Trama: una coppia perde il figlio. Il marito, psichiatra, decide di curare la moglie e la porta in un rifugio tra i boschi per indurla ad affrontare le sue paure.
Ammettiamolo: ieri sera ho visto “Antichrist” solo per parlarne male oggi.
Non sono prevenuta nei confronti di Lars von Trier, anzi “Le onde del destino” e “Dogville” mi sono piaciuti parecchio, m’infastidisce però che il regista si diverta ad alzare polveroni. Dichiarare durante la conferenza stampa “E vi prometto che ci sarà tantissimo sangue” è da Trier ed è proprio questo che detesto anche se sto nel mezzo tra chi lo venera e chi lo ricopre d’insulti. Questa volta avrei voluto dargli una bella steccata e invece “Antichrist” nonostante l’evitabile titolo, ha molti punti a favore. Non mi ha spostato di una virgola dalla mia posizione, ma la scena nel prologo, vale tutto il film e tantissimi altri film. Tra i versi di Handel e il bianco e nero di Anthony Dod Mantle vengono inoculate dosi insostenibili di bellezza e non c’è nulla da obiettare. Sul resto possiamo parlarne per i prossimi sei mesi.
Innanzitutto direi che il film è inquietante (non horror) e che mi ha ricordato le atmosfere del grandissimo e inarrivabile Lynch. Charlotte Gainsbourg e Willem Dafoe sono perfetti, tengono in piedi la baracca e sono il motore della vicenda. Proprio per questo lasciamo da parte la menata dell’Anticristo che avrebbe creato il mondo e le vicissitudine personali del regista unite alla sua sempre manifestata misoginia. È interessante la lotta tra sessi, l’invalicabile dolore per la perdita di un figlio, la casetta nella Foresta di Eden, le sequenze oniriche, il fatto che la storia con tutti i “se” e tutti i “ma” del caso, abbia una sua coerenza e che il ritmo, per una volta, sia sostenuto.
C’è da rimanere sempre sul chi va là; l’uso di una certa simbologia è a tratti scontato, la storia è zeppa di passi falsi e azzeccate intuizioni, ma la certezza è una: l’indiscutibile talento visivo del regista danese.
L’impalcatura del film si sbriciola verso la fine quando succede di tutto e pure troppo, tanto che ho abbassato lo sguardo sulle scene più cruente.
Se avete tempo, leggetevi qualche recensione. In molti l’hanno demolito in maniera peraltro divertita, ma merito del film e del regista è di muovere le acque, troppo chete, del cinema.

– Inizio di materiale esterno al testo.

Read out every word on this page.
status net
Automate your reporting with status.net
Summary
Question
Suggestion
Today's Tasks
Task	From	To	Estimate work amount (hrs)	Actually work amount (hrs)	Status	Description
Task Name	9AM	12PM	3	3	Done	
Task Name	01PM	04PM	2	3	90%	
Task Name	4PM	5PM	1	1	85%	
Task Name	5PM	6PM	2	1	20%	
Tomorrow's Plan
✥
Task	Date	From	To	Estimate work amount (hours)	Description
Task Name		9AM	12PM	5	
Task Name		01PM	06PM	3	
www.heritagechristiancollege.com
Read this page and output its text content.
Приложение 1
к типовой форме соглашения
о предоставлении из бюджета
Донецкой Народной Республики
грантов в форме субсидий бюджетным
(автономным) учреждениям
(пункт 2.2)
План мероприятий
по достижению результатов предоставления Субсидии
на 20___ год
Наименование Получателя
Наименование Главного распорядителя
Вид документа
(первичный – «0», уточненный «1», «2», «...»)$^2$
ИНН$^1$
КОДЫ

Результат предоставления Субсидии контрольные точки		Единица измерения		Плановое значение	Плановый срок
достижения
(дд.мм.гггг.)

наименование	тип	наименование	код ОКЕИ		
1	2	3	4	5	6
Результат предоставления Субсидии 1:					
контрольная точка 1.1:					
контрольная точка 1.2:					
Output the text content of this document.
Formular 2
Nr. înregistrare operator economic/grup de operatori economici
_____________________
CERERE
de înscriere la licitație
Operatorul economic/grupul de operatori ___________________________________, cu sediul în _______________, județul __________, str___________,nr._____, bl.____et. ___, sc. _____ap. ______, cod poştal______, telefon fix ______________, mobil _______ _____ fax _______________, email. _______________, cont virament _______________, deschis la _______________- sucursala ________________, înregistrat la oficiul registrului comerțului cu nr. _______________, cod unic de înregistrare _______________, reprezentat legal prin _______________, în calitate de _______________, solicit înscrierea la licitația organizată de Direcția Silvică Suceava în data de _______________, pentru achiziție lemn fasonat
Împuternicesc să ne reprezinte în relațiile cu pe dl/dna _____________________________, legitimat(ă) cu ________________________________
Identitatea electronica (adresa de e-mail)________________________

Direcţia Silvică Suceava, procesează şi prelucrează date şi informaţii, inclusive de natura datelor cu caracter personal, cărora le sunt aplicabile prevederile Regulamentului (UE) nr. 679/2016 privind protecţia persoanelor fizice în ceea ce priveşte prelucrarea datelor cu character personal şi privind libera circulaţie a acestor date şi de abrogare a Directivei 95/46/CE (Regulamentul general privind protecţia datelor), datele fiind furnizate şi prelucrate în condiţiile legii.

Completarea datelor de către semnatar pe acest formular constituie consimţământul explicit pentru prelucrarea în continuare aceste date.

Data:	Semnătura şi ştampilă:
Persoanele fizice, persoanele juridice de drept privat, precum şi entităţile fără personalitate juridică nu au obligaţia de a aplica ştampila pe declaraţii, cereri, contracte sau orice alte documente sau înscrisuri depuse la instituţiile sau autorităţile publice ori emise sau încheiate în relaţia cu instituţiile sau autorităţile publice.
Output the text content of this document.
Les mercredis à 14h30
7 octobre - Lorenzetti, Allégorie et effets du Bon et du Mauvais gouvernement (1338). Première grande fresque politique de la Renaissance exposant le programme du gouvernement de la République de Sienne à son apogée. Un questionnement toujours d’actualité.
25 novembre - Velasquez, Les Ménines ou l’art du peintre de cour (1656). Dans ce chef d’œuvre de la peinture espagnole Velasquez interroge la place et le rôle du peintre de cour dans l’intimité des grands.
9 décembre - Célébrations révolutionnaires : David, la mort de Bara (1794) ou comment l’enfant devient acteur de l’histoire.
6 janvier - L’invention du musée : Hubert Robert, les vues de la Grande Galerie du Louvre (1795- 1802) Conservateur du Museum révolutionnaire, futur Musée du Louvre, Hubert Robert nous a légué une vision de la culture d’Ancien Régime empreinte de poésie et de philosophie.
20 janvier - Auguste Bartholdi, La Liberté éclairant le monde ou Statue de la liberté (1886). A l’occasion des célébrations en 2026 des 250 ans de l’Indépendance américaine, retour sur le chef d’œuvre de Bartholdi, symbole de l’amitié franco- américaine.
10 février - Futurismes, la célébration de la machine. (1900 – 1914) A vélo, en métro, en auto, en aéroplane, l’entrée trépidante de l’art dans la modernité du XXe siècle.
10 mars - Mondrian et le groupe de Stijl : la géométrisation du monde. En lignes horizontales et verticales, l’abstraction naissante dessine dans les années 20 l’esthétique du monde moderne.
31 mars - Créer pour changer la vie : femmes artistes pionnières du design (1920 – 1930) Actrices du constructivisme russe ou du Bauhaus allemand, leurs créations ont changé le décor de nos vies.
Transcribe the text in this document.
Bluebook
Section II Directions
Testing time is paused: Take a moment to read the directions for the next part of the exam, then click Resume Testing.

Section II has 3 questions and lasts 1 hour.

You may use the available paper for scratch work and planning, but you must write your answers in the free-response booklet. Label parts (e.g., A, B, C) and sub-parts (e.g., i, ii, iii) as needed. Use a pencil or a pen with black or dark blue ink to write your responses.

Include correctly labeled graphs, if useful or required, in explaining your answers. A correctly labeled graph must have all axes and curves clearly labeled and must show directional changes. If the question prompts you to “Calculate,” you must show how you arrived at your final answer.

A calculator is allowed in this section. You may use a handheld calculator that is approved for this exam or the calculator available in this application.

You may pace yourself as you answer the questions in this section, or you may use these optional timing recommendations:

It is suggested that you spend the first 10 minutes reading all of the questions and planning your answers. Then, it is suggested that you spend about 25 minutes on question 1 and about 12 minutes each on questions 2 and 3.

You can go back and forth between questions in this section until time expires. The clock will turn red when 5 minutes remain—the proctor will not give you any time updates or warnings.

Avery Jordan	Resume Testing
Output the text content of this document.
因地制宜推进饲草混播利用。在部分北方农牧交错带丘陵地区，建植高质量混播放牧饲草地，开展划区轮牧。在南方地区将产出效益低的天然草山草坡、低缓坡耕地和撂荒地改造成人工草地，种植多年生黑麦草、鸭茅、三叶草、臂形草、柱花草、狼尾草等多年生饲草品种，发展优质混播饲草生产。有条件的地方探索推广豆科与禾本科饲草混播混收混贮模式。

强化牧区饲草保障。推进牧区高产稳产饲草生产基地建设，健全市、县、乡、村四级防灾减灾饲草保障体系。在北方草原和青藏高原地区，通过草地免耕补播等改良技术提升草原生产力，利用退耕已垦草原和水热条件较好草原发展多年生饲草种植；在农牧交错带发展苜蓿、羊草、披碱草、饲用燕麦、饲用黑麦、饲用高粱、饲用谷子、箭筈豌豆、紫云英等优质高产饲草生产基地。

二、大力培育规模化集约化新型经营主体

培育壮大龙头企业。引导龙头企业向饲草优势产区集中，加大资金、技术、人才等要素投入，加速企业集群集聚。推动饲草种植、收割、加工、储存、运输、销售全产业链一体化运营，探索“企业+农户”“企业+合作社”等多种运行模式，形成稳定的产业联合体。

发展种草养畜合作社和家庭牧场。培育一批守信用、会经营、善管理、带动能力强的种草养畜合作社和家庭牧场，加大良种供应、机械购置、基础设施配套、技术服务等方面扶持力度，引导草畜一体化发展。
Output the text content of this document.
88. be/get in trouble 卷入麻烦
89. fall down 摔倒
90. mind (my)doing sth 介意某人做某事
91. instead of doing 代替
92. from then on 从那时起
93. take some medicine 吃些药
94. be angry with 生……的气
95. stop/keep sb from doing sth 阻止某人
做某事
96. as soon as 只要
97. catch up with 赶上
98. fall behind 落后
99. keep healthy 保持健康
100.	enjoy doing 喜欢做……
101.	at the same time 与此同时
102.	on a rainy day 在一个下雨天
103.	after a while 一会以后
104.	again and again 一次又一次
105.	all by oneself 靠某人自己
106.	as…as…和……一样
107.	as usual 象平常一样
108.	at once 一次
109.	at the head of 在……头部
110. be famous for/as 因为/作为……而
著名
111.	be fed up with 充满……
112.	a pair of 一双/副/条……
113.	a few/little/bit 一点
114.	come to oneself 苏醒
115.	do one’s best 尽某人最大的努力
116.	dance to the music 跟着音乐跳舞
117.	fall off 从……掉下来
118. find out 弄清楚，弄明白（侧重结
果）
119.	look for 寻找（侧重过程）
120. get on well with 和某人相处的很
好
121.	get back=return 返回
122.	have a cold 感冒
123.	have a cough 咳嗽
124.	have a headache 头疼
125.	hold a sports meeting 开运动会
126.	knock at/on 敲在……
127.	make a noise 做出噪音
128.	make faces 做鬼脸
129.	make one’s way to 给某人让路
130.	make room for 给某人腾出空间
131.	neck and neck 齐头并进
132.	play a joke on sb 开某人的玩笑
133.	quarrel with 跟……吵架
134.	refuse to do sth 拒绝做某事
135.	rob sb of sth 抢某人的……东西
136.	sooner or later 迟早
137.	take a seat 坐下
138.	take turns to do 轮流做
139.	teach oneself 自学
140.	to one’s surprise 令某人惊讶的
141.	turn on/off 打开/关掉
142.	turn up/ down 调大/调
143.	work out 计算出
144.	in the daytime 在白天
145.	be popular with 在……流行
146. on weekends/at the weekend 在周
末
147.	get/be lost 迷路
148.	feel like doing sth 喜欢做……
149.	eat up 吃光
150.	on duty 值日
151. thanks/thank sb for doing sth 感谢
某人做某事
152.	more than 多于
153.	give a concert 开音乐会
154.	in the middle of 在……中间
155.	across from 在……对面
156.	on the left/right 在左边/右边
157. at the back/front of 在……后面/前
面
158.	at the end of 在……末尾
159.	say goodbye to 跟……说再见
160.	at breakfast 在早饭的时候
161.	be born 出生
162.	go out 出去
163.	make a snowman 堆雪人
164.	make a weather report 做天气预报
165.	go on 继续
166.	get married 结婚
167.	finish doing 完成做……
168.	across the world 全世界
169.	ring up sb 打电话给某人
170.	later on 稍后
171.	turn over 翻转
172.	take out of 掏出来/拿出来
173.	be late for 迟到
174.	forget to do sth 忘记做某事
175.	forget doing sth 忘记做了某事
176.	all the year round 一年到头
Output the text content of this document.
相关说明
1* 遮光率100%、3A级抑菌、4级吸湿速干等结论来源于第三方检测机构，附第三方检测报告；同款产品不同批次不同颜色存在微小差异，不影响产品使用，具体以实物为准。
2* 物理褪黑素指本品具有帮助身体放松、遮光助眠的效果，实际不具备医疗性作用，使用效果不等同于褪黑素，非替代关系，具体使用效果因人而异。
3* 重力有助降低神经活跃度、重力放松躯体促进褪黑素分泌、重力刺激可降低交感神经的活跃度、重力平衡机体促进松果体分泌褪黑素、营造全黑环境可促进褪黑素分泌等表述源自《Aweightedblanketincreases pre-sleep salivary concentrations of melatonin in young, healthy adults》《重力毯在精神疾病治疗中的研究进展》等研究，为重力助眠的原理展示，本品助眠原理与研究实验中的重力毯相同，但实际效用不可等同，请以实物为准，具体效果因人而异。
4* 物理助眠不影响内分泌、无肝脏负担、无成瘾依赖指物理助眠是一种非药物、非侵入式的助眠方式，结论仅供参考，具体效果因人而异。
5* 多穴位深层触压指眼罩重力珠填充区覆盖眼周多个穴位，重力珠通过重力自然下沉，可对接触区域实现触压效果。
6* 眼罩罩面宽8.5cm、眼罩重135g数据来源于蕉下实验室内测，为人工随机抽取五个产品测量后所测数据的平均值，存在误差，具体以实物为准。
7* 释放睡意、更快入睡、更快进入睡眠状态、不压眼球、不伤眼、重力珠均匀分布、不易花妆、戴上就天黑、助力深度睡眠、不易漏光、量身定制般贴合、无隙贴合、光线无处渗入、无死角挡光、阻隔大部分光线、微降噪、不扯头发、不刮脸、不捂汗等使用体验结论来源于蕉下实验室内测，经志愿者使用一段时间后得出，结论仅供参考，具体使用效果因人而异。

È positivo che se ne parli per giorni, che lo si ricordi, che si tenti di rintracciare le vere motivazioni, che ci siano estimatori e detrattori, che lo si derida o lo si esalti.
Tra una marea di film inconsistenti, almeno un titolo su cui discutere.
(Facezie: un signore incrociato all’uscita della proiezione precedente mi ha chiesto se pioveva seguito da dei pochi confortanti “auguri” per il film; un silenzio imbarazzato del pubblico in sala sui titoli di coda; Davide ha detto “impressionante la scena della forbice, sembrava di vedere mia mamma che taglia le trippe”).